Attorney Paul McAdoo is representing a coalition of media outlets asking for the release of additional video footage and documents from the night of Tyre Nichols' violent arrest.
Katie Riordan
Attorney Paul McAdoo is representing a coalition of media outlets asking for the release of additional video footage and documents from the night of Tyre Nichols' violent arrest.

Video footage and internal Memphis Police Department documents related to the night of Tyre Nichols’ violent arrest will be subject to further court scrutiny before the public may be able to access them.

After hearing arguments on Friday from a lawyer representing media organizations advocating for the release of the records, a Shelby County judge decided to give the legal defense team for the five former MPD officers charged for Nichols’ death more time to review the material and request exceptions to its release.

The City of Memphis intended to publicly share thematerial— which includes more than 20 hours of body camera and other video footage and MPD administrative files—in March after it had concluded its own internal investigation.

But Judge James Jones, who is presiding over the criminal trial of the former officers, temporarily haltedthe city’s action after the officers’ attorneys argued some of it could prejudice a jury.

It prompted local and national media outlets to appeal to the court to release the records, saying it’s in the public’s interest.

Media lawyer Paul McAdoo went before Jones on Friday to make that case.

“The media is a surrogate for the public,” McAdoo told reporters after the court hearing. “The more they can know about high-profile criminal trials, the better.”

Jones decided to give the Shelby County District Attorney’s office, which is prosecuting the officers, until June 5 to determine what they believe can be publicly shared without compromising the trial’s integrity.
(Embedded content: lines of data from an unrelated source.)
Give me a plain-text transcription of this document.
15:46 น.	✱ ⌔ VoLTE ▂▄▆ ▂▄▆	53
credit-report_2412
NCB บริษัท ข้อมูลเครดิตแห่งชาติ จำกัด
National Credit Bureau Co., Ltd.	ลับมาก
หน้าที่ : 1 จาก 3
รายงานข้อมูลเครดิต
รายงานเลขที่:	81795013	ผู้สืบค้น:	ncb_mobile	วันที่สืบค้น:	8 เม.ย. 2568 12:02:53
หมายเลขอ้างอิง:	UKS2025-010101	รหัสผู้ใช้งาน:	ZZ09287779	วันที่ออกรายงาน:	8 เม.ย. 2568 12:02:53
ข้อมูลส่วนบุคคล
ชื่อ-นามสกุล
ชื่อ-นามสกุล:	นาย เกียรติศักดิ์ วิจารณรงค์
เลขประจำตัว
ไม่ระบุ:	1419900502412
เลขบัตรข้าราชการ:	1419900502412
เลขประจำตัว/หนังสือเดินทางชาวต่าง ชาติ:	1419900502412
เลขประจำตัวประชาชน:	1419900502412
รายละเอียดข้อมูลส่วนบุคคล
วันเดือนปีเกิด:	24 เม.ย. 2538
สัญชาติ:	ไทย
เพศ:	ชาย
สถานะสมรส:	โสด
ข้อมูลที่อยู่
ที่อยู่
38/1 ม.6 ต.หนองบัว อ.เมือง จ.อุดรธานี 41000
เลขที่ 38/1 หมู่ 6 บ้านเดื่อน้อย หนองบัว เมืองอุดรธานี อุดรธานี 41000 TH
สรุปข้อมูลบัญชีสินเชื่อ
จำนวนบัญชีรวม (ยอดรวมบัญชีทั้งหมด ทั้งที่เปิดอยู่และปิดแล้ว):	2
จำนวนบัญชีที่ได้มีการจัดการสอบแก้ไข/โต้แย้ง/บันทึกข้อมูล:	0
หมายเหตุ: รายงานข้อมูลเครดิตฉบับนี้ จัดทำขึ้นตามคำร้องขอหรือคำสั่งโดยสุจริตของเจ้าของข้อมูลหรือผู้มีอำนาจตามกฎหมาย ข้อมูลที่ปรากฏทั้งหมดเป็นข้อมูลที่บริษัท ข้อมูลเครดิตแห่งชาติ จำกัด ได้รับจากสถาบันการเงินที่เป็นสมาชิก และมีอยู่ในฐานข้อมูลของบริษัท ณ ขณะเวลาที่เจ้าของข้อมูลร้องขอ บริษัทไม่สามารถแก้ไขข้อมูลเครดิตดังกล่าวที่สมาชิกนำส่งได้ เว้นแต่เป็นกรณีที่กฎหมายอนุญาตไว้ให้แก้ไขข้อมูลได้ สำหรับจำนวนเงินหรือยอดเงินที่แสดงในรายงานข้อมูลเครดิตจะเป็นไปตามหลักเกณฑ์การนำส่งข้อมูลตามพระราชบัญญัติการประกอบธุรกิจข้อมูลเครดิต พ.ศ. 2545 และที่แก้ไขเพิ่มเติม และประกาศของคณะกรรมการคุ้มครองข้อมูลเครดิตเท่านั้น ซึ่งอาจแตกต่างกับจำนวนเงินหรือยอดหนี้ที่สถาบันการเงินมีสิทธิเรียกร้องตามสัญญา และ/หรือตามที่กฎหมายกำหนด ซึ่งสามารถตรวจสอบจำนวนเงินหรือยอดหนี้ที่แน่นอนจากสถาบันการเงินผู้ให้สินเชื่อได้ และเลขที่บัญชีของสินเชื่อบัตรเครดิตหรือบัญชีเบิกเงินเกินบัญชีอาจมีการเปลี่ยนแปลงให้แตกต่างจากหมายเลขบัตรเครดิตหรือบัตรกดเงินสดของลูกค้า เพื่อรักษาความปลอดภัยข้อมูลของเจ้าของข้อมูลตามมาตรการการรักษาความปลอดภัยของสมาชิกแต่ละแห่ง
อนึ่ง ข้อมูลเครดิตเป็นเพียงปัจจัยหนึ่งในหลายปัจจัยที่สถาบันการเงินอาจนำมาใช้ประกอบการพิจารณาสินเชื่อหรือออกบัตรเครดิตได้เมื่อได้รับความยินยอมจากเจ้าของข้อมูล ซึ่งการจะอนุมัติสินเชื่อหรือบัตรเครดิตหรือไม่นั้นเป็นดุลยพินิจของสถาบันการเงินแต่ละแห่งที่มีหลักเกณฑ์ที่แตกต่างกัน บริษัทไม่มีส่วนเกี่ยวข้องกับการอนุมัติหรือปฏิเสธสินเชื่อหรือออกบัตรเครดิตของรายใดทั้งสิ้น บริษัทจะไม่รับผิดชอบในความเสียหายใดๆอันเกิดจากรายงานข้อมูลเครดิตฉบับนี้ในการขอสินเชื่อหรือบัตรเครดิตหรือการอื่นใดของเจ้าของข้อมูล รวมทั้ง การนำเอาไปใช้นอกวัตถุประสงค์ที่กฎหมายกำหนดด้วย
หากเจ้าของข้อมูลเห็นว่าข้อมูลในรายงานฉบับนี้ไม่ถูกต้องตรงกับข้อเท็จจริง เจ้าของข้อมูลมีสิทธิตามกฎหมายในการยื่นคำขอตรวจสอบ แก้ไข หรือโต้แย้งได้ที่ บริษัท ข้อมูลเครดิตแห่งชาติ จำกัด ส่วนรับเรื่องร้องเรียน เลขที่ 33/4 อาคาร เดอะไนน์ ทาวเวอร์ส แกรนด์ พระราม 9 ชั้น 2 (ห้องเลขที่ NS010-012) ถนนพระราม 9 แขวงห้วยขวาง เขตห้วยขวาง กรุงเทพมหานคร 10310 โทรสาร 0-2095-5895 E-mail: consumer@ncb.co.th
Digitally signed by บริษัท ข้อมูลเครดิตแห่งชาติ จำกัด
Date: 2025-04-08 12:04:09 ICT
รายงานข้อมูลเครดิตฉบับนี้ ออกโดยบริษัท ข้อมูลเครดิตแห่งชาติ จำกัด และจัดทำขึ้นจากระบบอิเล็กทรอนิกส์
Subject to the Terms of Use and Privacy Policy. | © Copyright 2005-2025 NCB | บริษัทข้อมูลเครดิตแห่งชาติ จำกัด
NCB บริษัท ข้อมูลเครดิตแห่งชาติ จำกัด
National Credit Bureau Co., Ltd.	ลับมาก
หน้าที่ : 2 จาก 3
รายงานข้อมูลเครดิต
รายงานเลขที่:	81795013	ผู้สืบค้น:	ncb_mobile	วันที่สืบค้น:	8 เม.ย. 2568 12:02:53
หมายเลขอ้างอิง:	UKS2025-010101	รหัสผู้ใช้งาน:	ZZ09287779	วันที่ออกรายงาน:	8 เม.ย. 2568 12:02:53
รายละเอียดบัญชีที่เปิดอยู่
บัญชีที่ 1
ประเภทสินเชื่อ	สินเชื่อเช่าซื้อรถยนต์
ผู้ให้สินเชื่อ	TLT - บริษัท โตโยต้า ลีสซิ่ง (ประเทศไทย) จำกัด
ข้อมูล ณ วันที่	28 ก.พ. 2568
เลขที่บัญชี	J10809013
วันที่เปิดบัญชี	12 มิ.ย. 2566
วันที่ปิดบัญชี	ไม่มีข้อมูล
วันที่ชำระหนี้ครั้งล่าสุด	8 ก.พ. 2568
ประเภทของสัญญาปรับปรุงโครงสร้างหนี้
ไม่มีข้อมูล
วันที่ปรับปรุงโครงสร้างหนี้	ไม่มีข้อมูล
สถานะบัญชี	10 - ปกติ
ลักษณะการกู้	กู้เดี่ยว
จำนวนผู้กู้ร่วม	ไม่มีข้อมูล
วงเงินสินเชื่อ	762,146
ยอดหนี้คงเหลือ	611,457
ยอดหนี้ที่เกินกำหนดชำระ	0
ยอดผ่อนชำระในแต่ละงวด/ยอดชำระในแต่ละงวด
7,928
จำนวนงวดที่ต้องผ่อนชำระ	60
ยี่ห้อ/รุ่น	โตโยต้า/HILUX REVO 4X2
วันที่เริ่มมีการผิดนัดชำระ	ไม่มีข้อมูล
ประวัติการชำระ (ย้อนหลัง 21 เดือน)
In general, prosecutors say with the exception of what are known as Garrity statements, the remainder of the material should be released, including videos. Some items, they say, would require redactions in order to share.

Garrity statements can be collected during an internal investigation, but constitutional protections typically prohibit them from being used against a defendant in court.

The defense will have until June 23 to respond and disagree if they think any of the materials the prosecution green lights for release should be restricted to ensure defendants receive an impartial trial.

Blake Ballin, a defense attorney representing Desmond Mills Jr., says the release of MPD administrative files that pre-date the criminal investigation of his client is acceptable, but he says city officials should not have agreed to release material that could be used during the trial.

“The Memphis Police Department in my experience—and I have been doing this for a while— has never, ever, just turned over their whole investigative file and [said], ‘Here you go media, take it,” Ballin said after the hearing. “They never do it because they can’t and because they have a duty to protect defendants’ rights to fair trial. They have a duty to protect the state’s right to a fair trial.”

During Friday’s hearing, Jones indicated that material both sides deem releasable could become publicly accessible on an ongoing basis after June 23.

“There’s going to be information that we determine, or that is discovered during the process, that we may realize at a later date is not something that is pertinent to the investigation, and that information can be released,” he said. “But, we need to have these things be timely.”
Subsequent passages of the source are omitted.